The action executed inside those states is a WHEN statement: a "when" is an action executed as often as possible meant to monitor the change in state of an input hardware device. At line 65 the machine is in state buttonPressed: this means that in order to change state, we must detect when the input pin goes low (line 66): when that happens, the state is changed to buttonReleased at line 67.
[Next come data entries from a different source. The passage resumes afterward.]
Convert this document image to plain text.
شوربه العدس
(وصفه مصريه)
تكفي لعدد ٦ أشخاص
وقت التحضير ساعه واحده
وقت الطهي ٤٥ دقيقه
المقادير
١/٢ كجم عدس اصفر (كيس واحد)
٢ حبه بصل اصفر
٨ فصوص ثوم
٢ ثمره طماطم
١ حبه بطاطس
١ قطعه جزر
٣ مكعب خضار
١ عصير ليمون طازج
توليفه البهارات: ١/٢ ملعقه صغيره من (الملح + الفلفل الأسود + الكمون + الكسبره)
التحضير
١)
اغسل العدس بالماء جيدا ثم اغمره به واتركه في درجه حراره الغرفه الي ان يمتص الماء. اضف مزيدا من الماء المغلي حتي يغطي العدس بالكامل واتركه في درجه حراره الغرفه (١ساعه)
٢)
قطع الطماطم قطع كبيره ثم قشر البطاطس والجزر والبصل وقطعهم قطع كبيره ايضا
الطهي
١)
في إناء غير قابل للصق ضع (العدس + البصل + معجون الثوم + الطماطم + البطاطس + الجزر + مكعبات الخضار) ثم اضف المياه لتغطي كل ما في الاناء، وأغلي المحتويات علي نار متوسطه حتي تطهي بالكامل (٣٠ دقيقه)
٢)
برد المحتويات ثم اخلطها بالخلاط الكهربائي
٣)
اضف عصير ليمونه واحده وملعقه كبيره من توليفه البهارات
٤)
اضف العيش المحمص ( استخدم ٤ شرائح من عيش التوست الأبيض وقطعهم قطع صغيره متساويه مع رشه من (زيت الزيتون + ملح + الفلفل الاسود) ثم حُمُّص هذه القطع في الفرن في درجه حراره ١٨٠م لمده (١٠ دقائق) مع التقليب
When in state buttonReleased, instead, we have to detect when the input pin goes high (line 72). In this case, besides of changing state again (line 73), we send the toggle event (line 74).

Note that, in order to emit a toggle event, the button must change from released to pressed, then go to released again.

And finally, where objects are declared and connected:

079: OBJECT BlinkingLed led1 pinNumber=ledPin1 blinkTimeMs=1000
080: OBJECT BlinkingLed led2 pinNumber=ledPin2 blinkTimeMs=370
081: OBJECT ToggleButton btn1 pinNumber=btnPin1
082: OBJECT ToggleButton btn2 pinNumber=btnPin2
083: 
084: CONNECT commandsOutput@btn1 TO commandsInput@led1
085: CONNECT commandsOutput@btn2 TO commandsInput@led2

Download example3.zip 

At lines 79-82 we do the usual objects declaration, and at lines 84/85 we connect them together. In this case, we connect the commandsOutput port of btn1 to the commandsInput input port of led1; at line 085, we do the same with btn2 and led2.